Three staff members outside washroom.

What it’s like to be a washroom cleaner at Ontario Parks

In today’s post, our Algonquin Zone Marketing Specialist Andrea Coulter shares how a summer of cleaning washrooms turned her into a public washroom etiquette crusader.

After more than 15 years with Ontario Parks, I still remember my first position most vividly (you never forget cleaning poop off the beach…). I was eighteen years old, and spent the summer working maintenance with Ontario Parks.

After that season of wiping footprints off toilet seats, cleaning clumps of hair from washroom sinks, and scraping waste off the floor, there are some things I started doing (and some things I would never do again):

1. I will never flush anything non-flushable

That includes wipes, tampons, diapers — essentially anything other than human waste and toilet paper. Remember: a plumbing disaster might mean the entire comfort station is out of commission — no one wants that.

sewage coming up from clogged pipes
When the pipes get clogged, washrooms get yucky!

When I worked in maintenance, we frequently removed “UFOs” (un-flushable objects) from toilets. I fished out everything from water bottles to bikinis.

2. I will never use my foot to flush the toilet

It makes the handle dirtier for anyone else who uses that washroom afterwards.

The “foot flusher” technique can also lead to broken toilets and “out of order” signs.

3. I will never use a large wad of toilet paper to avoid touching surfaces, and then drop it on the ground or sink afterwards

We’ve probably all seen or done this. This is a popular technique to avoid touching taps, door handles, toilet handles or sitting directly on toilet seats.

The problem is that, afterwards, the wad is often dropped on the floor or counter, or even left on the toilet seat for the next customer or staff member to deal with, instead of going in the toilet or garbage where it belongs.

4. I will not spend an excessive amount of time in front of the sink when people are waiting to use them, or staff are waiting to clean them

This is especially important this year. We need to provide all visitors with access to washrooms, and still allow for physical distancing and increased cleaning.
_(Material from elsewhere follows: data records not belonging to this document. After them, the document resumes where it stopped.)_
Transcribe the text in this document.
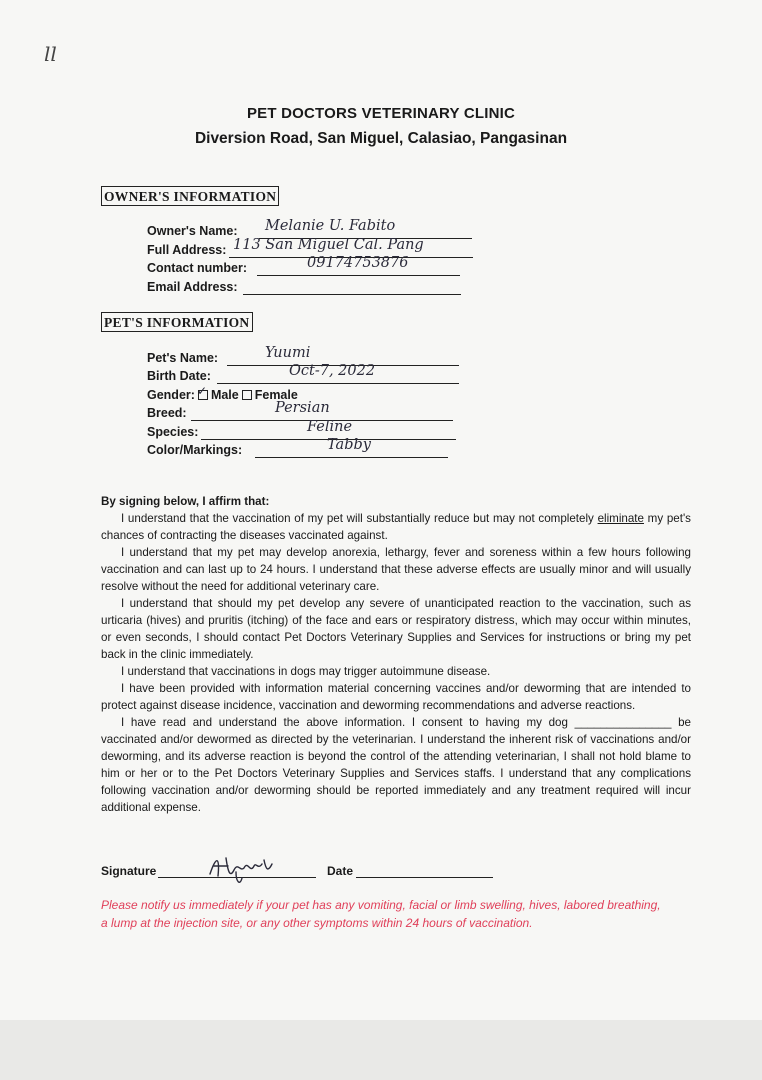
ll
PET DOCTORS VETERINARY CLINIC
Diversion Road, San Miguel, Calasiao, Pangasinan
OWNER'S INFORMATION
Owner's Name: Melanie U. Fabito
Full Address: 113 San Miguel Cal. Pang
Contact number:	09174753876
Email Address:
PET'S INFORMATION
Pet's Name:	Yuumi
Birth Date:	Oct-7, 2022
Gender:✓ Male Female
Breed:	Persian
Species:	Feline
Color/Markings:	Tabby
By signing below, I affirm that:

I understand that the vaccination of my pet will substantially reduce but may not completely eliminate my pet's chances of contracting the diseases vaccinated against.

I understand that my pet may develop anorexia, lethargy, fever and soreness within a few hours following vaccination and can last up to 24 hours. I understand that these adverse effects are usually minor and will usually resolve without the need for additional veterinary care.

I understand that should my pet develop any severe of unanticipated reaction to the vaccination, such as urticaria (hives) and pruritis (itching) of the face and ears or respiratory distress, which may occur within minutes, or even seconds, I should contact Pet Doctors Veterinary Supplies and Services for instructions or bring my pet back in the clinic immediately.

I understand that vaccinations in dogs may trigger autoimmune disease.

I have been provided with information material concerning vaccines and/or deworming that are intended to protect against disease incidence, vaccination and deworming recommendations and adverse reactions.

I have read and understand the above information. I consent to having my dog _______________ be vaccinated and/or dewormed as directed by the veterinarian. I understand the inherent risk of vaccinations and/or deworming, and its adverse reaction is beyond the control of the attending veterinarian, I shall not hold blame to him or her or to the Pet Doctors Veterinary Supplies and Services staffs. I understand that any complications following vaccination and/or deworming should be reported immediately and any treatment required will incur additional expense.

Signature	Date
Please notify us immediately if your pet has any vomiting, facial or limb swelling, hives, labored breathing, a lump at the injection site, or any other symptoms within 24 hours of vaccination.
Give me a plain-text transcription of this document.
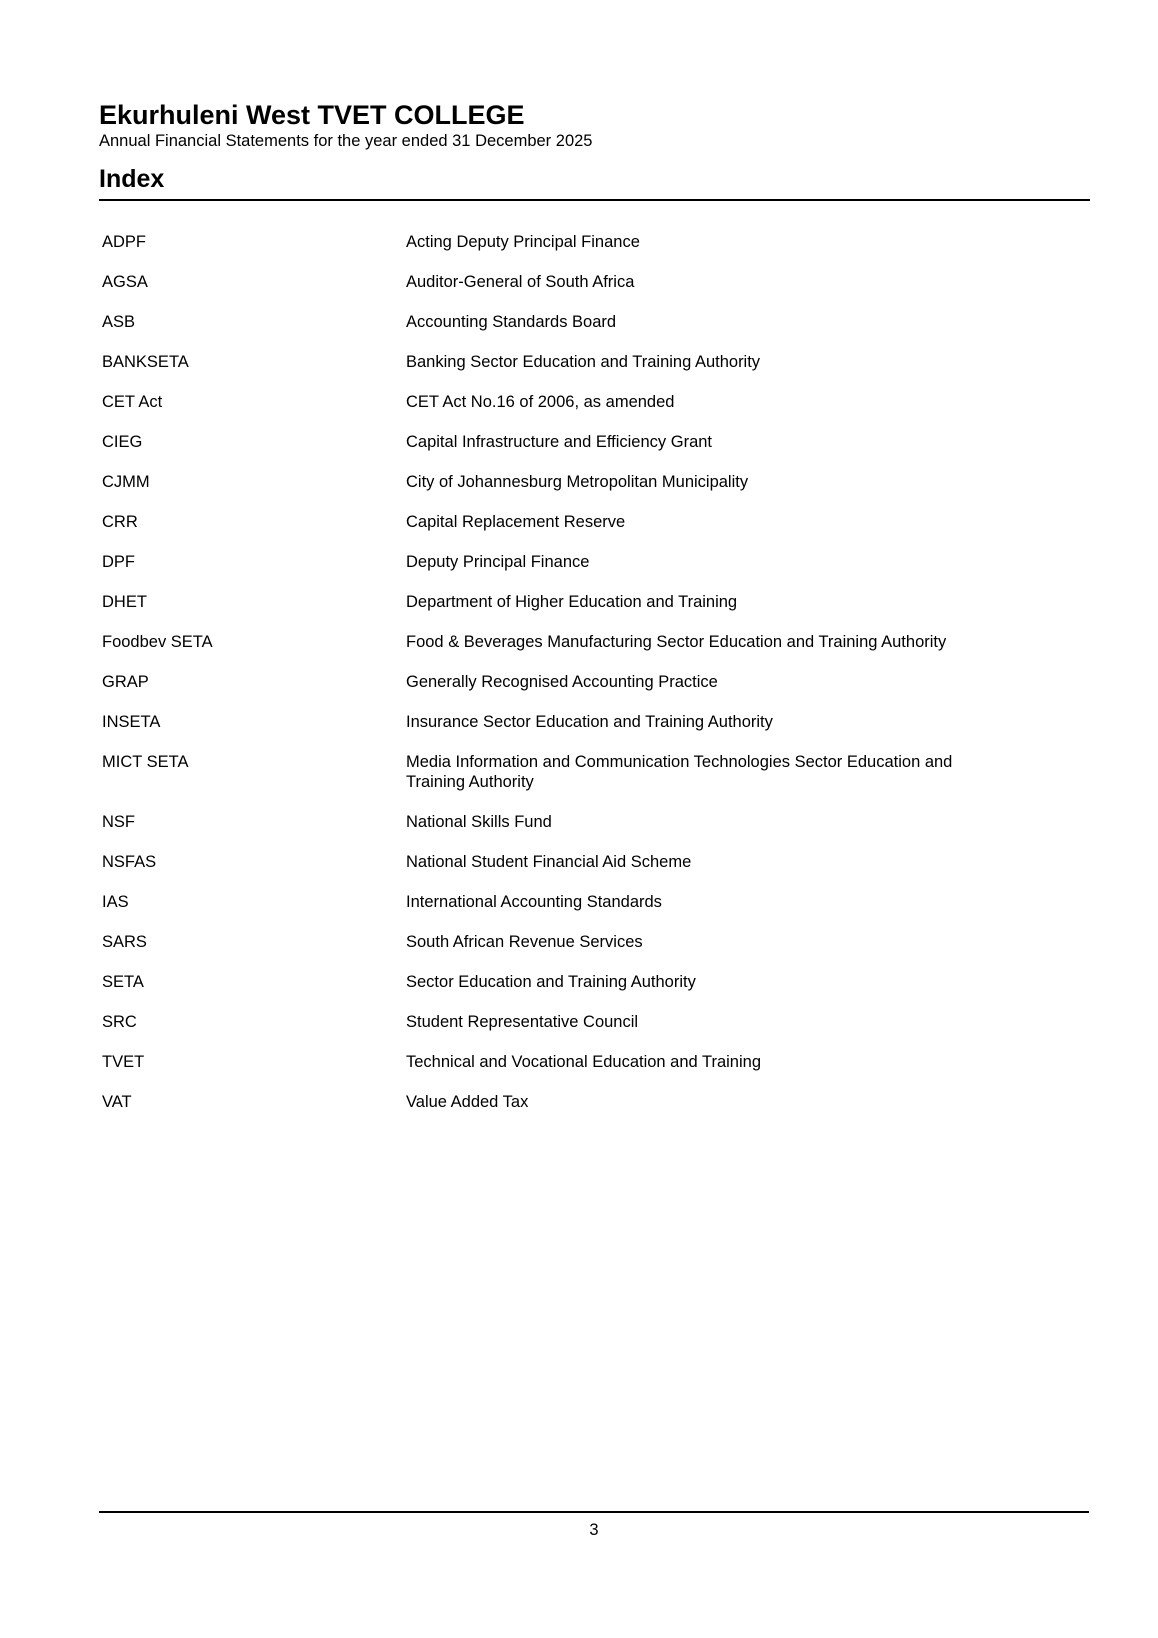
Ekurhuleni West TVET COLLEGE
Annual Financial Statements for the year ended 31 December 2025
Index
ADPF	Acting Deputy Principal Finance
AGSA	Auditor-General of South Africa
ASB	Accounting Standards Board
BANKSETA	Banking Sector Education and Training Authority
CET Act	CET Act No.16 of 2006, as amended
CIEG	Capital Infrastructure and Efficiency Grant
CJMM	City of Johannesburg Metropolitan Municipality
CRR	Capital Replacement Reserve
DPF	Deputy Principal Finance
DHET	Department of Higher Education and Training
Foodbev SETA	Food & Beverages Manufacturing Sector Education and Training Authority
GRAP	Generally Recognised Accounting Practice
INSETA	Insurance Sector Education and Training Authority
MICT SETA	Media Information and Communication Technologies Sector Education and Training Authority
NSF	National Skills Fund
NSFAS	National Student Financial Aid Scheme
IAS	International Accounting Standards
SARS	South African Revenue Services
SETA	Sector Education and Training Authority
SRC	Student Representative Council
TVET	Technical and Vocational Education and Training
VAT	Value Added Tax
3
5. I will never use the washroom sinks for washing anything except my hands

Washroom sinks are not for washing dishes, babies, clothing, dogs, feet…you get this idea.
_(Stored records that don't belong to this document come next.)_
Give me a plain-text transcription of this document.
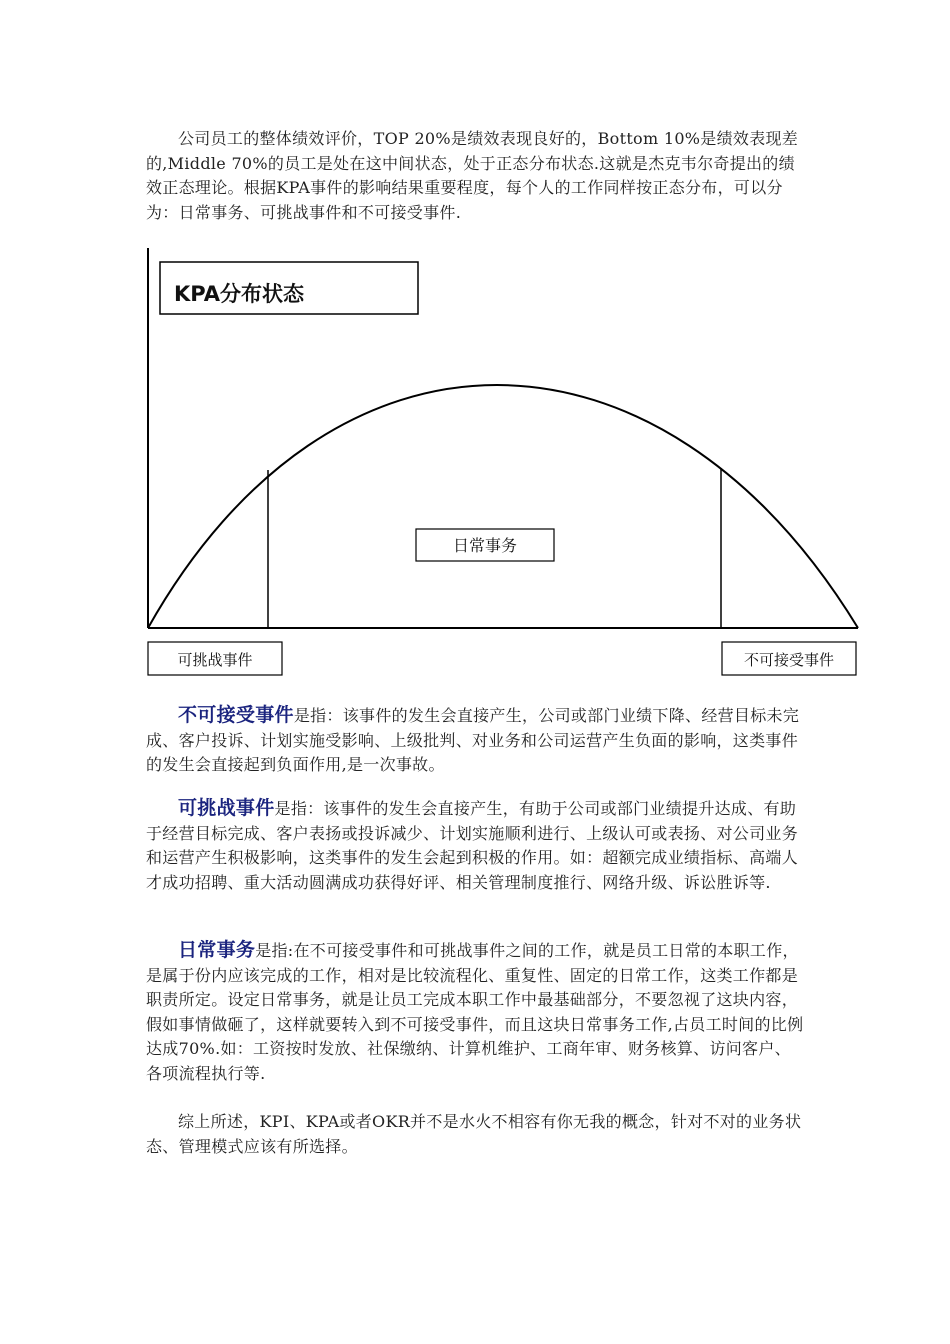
公司员工的整体绩效评价，TOP 20%是绩效表现良好的，Bottom 10%是绩效表现差的,Middle 70%的员工是处在这中间状态，处于正态分布状态.这就是杰克韦尔奇提出的绩效正态理论。根据KPA事件的影响结果重要程度，每个人的工作同样按正态分布，可以分为：日常事务、可挑战事件和不可接受事件.

KPA分布状态
日常事务
可挑战事件	不可接受事件

不可接受事件是指：该事件的发生会直接产生，公司或部门业绩下降、经营目标未完成、客户投诉、计划实施受影响、上级批判、对业务和公司运营产生负面的影响，这类事件的发生会直接起到负面作用,是一次事故。

可挑战事件是指：该事件的发生会直接产生，有助于公司或部门业绩提升达成、有助于经营目标完成、客户表扬或投诉减少、计划实施顺利进行、上级认可或表扬、对公司业务和运营产生积极影响，这类事件的发生会起到积极的作用。如：超额完成业绩指标、高端人才成功招聘、重大活动圆满成功获得好评、相关管理制度推行、网络升级、诉讼胜诉等.

日常事务是指:在不可接受事件和可挑战事件之间的工作，就是员工日常的本职工作，是属于份内应该完成的工作，相对是比较流程化、重复性、固定的日常工作，这类工作都是职责所定。设定日常事务，就是让员工完成本职工作中最基础部分，不要忽视了这块内容，假如事情做砸了，这样就要转入到不可接受事件，而且这块日常事务工作,占员工时间的比例达成70%.如：工资按时发放、社保缴纳、计算机维护、工商年审、财务核算、访问客户、各项流程执行等.

综上所述，KPI、KPA或者OKR并不是水火不相容有你无我的概念，针对不对的业务状态、管理模式应该有所选择。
Comfort station on a sunny day

6. I will remember that clean washrooms are worth the wait

As much as none of us want to wait when “nature calls,” washrooms are being cleaned and disinfected for our protection and comfort.

Masked staff member cleaning comfort station.

(When the cleaners are finished, I will also thank them for their work. They are some of the hardest working people in the Ontario Parks organization.)

7. I will be understanding when the washrooms are muddy on rainy days

Rainy days mean messy washroom floors. I remember receiving complaints about muddy washrooms within 15 minutes of cleaning them on rainy Saturdays.

Our staff do their best, but muddy floors are really difficult to maintain on busy rainy days.

Help keep washrooms clean

After that summer cleaning washrooms, I quickly learned that the actions of a few could turn a washroom into a disaster. And I’d be stuck with the mess.

Masked staff member cleaning vault privy.

A little bit goes a long way to ensure everyone enjoys clean, welcoming washrooms while visiting parks.